Carpool to Introduce Babysitting Service for Under-21 Friends
Last weekend, Carpool announced plans to implement a new babysitting service for under-21 college students to fight underage drinking. Education students seeking practice in classroom management will run the program in the Methodist Student Center parking lot.
Carpool was founded to provide sober, judgment-free rides around the Bryan-College Station area. Now, they are expanding their services to make going to Northgate a safer and more inclusive experience for those who cannot join their older, legal friends.
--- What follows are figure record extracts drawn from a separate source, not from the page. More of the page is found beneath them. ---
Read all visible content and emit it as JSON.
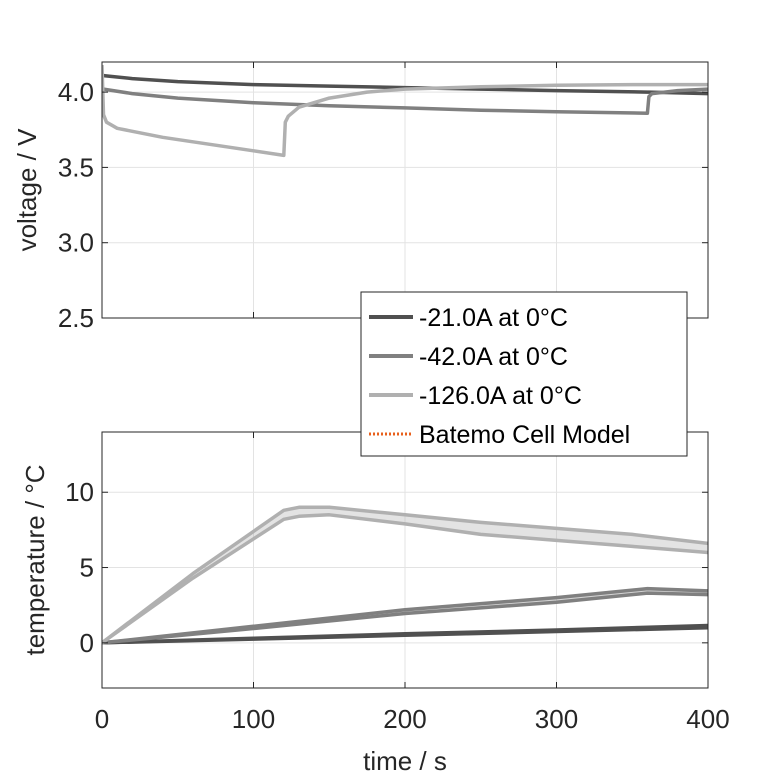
{
  "chart_data": [
    {
      "type": "line",
      "xlabel": "",
      "ylabel": "voltage / V",
      "xlim": [
        0,
        400
      ],
      "ylim": [
        2.5,
        4.2
      ],
      "xticks": [
        0,
        100,
        200,
        300,
        400
      ],
      "yticks": [
        2.5,
        3.0,
        3.5,
        4.0
      ],
      "ytick_labels": [
        "2.5",
        "3.0",
        "3.5",
        "4.0"
      ],
      "grid": true,
      "legend_position": "bottom-right",
      "series": [
        {
          "name": "-21.0A at 0°C",
          "color": "#505050",
          "x": [
            0,
            1,
            20,
            50,
            100,
            150,
            200,
            250,
            300,
            360,
            361,
            400
          ],
          "y": [
            4.12,
            4.11,
            4.09,
            4.07,
            4.05,
            4.04,
            4.03,
            4.02,
            4.01,
            4.0,
            4.0,
            3.99
          ]
        },
        {
          "name": "-42.0A at 0°C",
          "color": "#808080",
          "x": [
            0,
            1,
            20,
            50,
            100,
            150,
            200,
            250,
            300,
            360,
            361,
            363,
            380,
            400
          ],
          "y": [
            4.03,
            4.02,
            3.99,
            3.96,
            3.93,
            3.91,
            3.895,
            3.88,
            3.87,
            3.86,
            3.97,
            3.99,
            4.01,
            4.02
          ]
        },
        {
          "name": "-126.0A at 0°C",
          "color": "#b0b0b0",
          "x": [
            0,
            1,
            3,
            10,
            20,
            40,
            60,
            80,
            100,
            120,
            121,
            123,
            130,
            150,
            175,
            200,
            250,
            300,
            350,
            400
          ],
          "y": [
            4.18,
            3.85,
            3.8,
            3.76,
            3.74,
            3.7,
            3.67,
            3.64,
            3.61,
            3.58,
            3.8,
            3.84,
            3.9,
            3.96,
            4.0,
            4.02,
            4.035,
            4.045,
            4.05,
            4.05
          ]
        }
      ]
    },
    {
      "type": "line",
      "xlabel": "time / s",
      "ylabel": "temperature / °C",
      "xlim": [
        0,
        400
      ],
      "ylim": [
        -3,
        14
      ],
      "xticks": [
        0,
        100,
        200,
        300,
        400
      ],
      "yticks": [
        0,
        5,
        10
      ],
      "ytick_labels": [
        "0",
        "5",
        "10"
      ],
      "grid": true,
      "series": [
        {
          "name": "-21.0A at 0°C",
          "color": "#505050",
          "bands": [
            {
              "x": [
                0,
                100,
                200,
                300,
                400
              ],
              "y": [
                0,
                0.3,
                0.6,
                0.85,
                1.15
              ]
            },
            {
              "x": [
                0,
                100,
                200,
                300,
                400
              ],
              "y": [
                0,
                0.25,
                0.5,
                0.75,
                1.0
              ]
            }
          ]
        },
        {
          "name": "-42.0A at 0°C",
          "color": "#808080",
          "bands": [
            {
              "x": [
                0,
                100,
                200,
                300,
                360,
                400
              ],
              "y": [
                0,
                1.1,
                2.2,
                3.0,
                3.6,
                3.45
              ]
            },
            {
              "x": [
                0,
                100,
                200,
                300,
                360,
                400
              ],
              "y": [
                0,
                0.95,
                1.95,
                2.7,
                3.3,
                3.2
              ]
            }
          ]
        },
        {
          "name": "-126.0A at 0°C",
          "color": "#b0b0b0",
          "bands": [
            {
              "x": [
                0,
                60,
                120,
                130,
                150,
                200,
                250,
                300,
                350,
                400
              ],
              "y": [
                0,
                4.6,
                8.8,
                9.0,
                9.0,
                8.5,
                8.0,
                7.6,
                7.2,
                6.6
              ]
            },
            {
              "x": [
                0,
                60,
                120,
                130,
                150,
                200,
                250,
                300,
                350,
                400
              ],
              "y": [
                0,
                4.3,
                8.2,
                8.4,
                8.5,
                7.9,
                7.2,
                6.8,
                6.4,
                6.0
              ]
            }
          ]
        }
      ]
    }
  ],
  "legend": {
    "entries": [
      {
        "label": "-21.0A at 0°C",
        "color": "#505050",
        "style": "solid"
      },
      {
        "label": "-42.0A at 0°C",
        "color": "#808080",
        "style": "solid"
      },
      {
        "label": "-126.0A at 0°C",
        "color": "#b0b0b0",
        "style": "solid"
      },
      {
        "label": "Batemo Cell Model",
        "color": "#e8601c",
        "style": "dotted"
      }
    ]
  }
}
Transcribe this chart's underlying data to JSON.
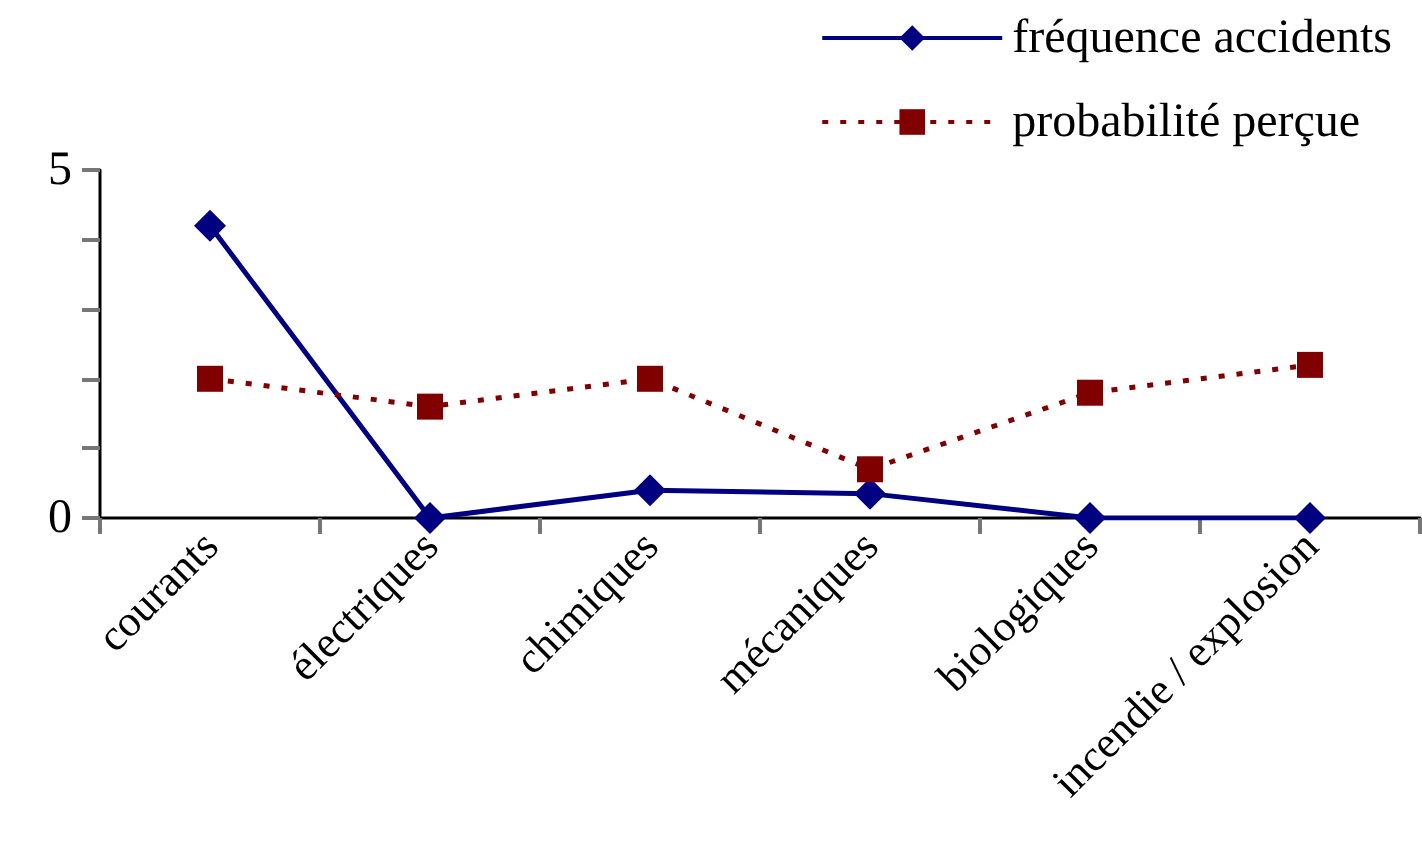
{
  "chart_data": {
    "type": "line",
    "categories": [
      "courants",
      "électriques",
      "chimiques",
      "mécaniques",
      "biologiques",
      "incendie / explosion"
    ],
    "series": [
      {
        "name": "fréquence accidents",
        "color": "#000080",
        "values": [
          4.2,
          0,
          0.4,
          0.35,
          0,
          0
        ],
        "marker": "diamond",
        "line_style": "solid"
      },
      {
        "name": "probabilité perçue",
        "color": "#800000",
        "values": [
          2.0,
          1.6,
          2.0,
          0.7,
          1.8,
          2.2
        ],
        "marker": "square",
        "line_style": "dotted"
      }
    ],
    "ylim": [
      0,
      5
    ],
    "yticks": [
      0,
      {
        "value": 1,
        "label": null
      },
      {
        "value": 2,
        "label": null
      },
      {
        "value": 3,
        "label": null
      },
      {
        "value": 4,
        "label": null
      },
      5
    ],
    "grid": false,
    "legend": "top right"
  }
}
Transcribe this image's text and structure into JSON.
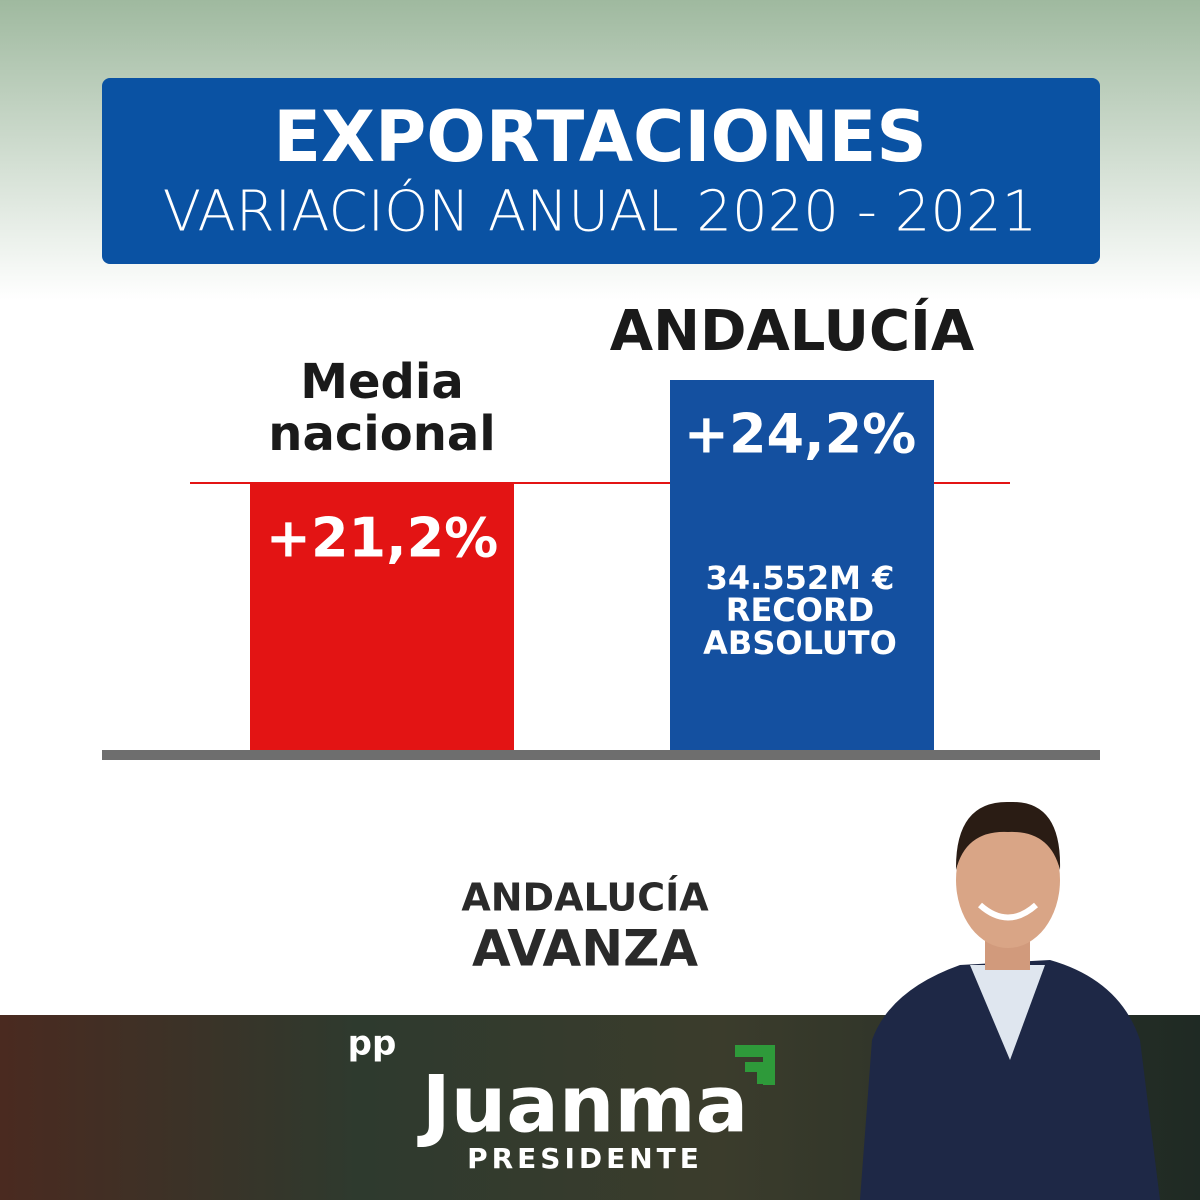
{
  "header": {
    "title": "EXPORTACIONES",
    "subtitle": "VARIACIÓN ANUAL 2020 - 2021"
  },
  "bars": [
    {
      "label": [
        "Media",
        "nacional"
      ],
      "value": "+21,2%"
    },
    {
      "label": [
        "ANDALUCÍA"
      ],
      "value": "+24,2%",
      "note": [
        "34.552M €",
        "RECORD",
        "ABSOLUTO"
      ]
    }
  ],
  "slogan": [
    "ANDALUCÍA",
    "AVANZA"
  ],
  "logo": {
    "party": "pp",
    "name": "Juanma",
    "role": "PRESIDENTE"
  }
}
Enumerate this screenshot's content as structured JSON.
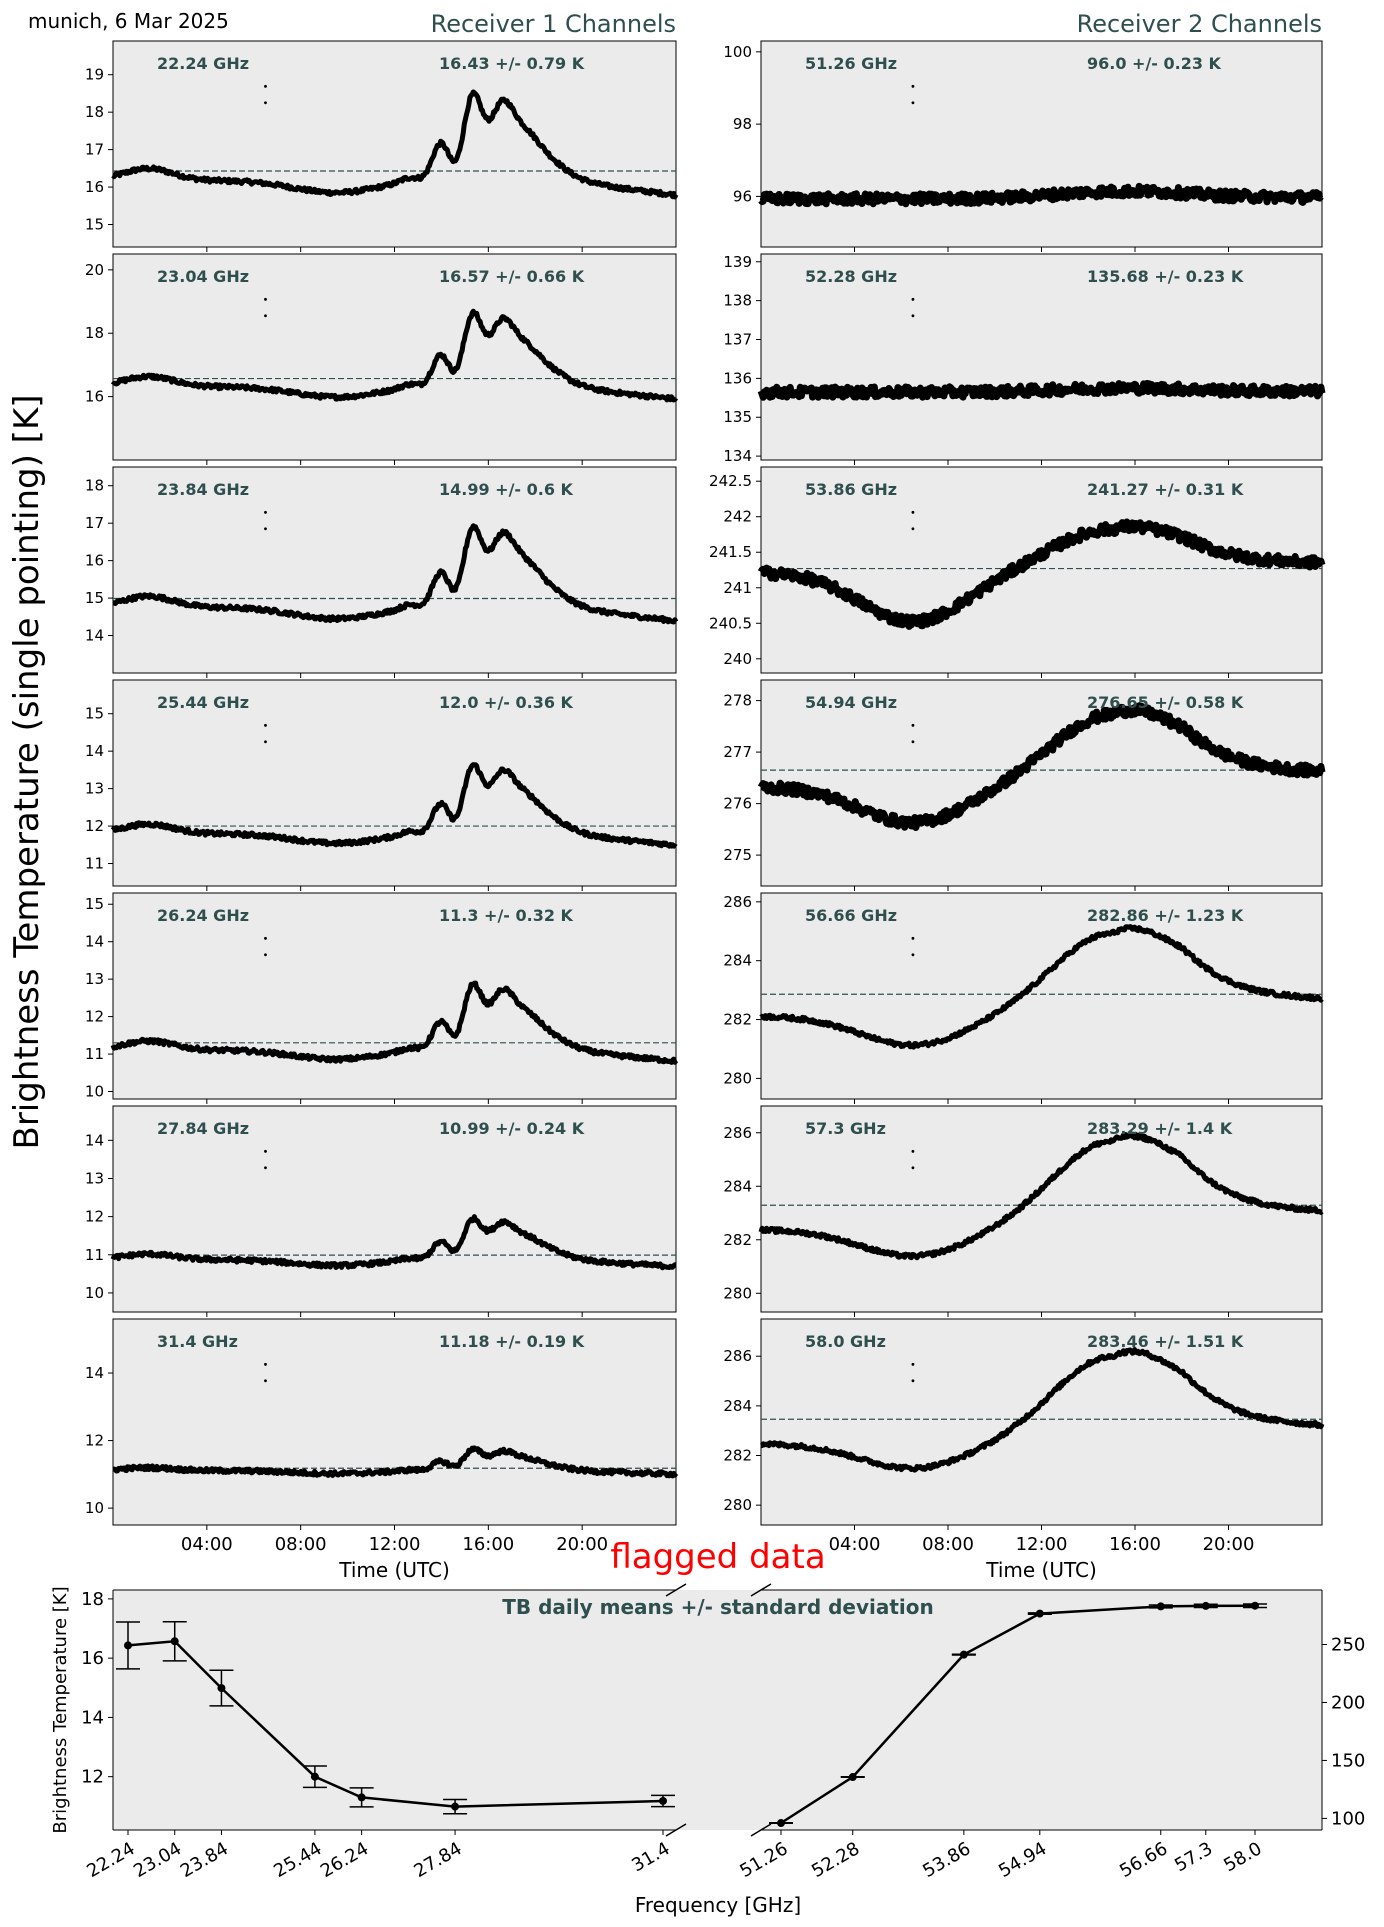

“Instead of seeing minors hanging out around bar entrances, we thought giving them a place to go after being separated from their friend group would be beneficial.” Carpool chair, Natasha Moore said.
To prevent any potential underage drinking while under supervision, Carpool will provide sparkling grape juice to create the illusion of a normal night out.
“I’m thankful to have a place to drop off my Little,” Audreigh Lane, a Delta Gamma senior, said.“I can finally have a night out without feeling resentful that she can’t afford a fake ID.”
According to Carpool’s website, the service will begin immediately to “support the freshmen left to loiter outside the entrance of Paddock and stare longingly at their friends sharing a fishbowl.”
— Sharts & Rec
One day, Sharts and Rec was getting ready to go and get his pump on in the Student Rec Center. As any self-respecting, muscle-bound man would, he slammed a 64 ounce protein shake in the parking lot before he went to hit legs. At minute 37 of his workout, tragedy struck. Sharts and Rec was maxing out his squat when he felt a rumble deep in his large intestine. The protein shake was back with a vengeance. Choosing to trust his colonic muscle control, Sharts and Rec descended. In what could only be described as a peal of thunder, Sharts and Rec pooped his Gym Shark shorts, etching himself into the annals of the Rec weight room history.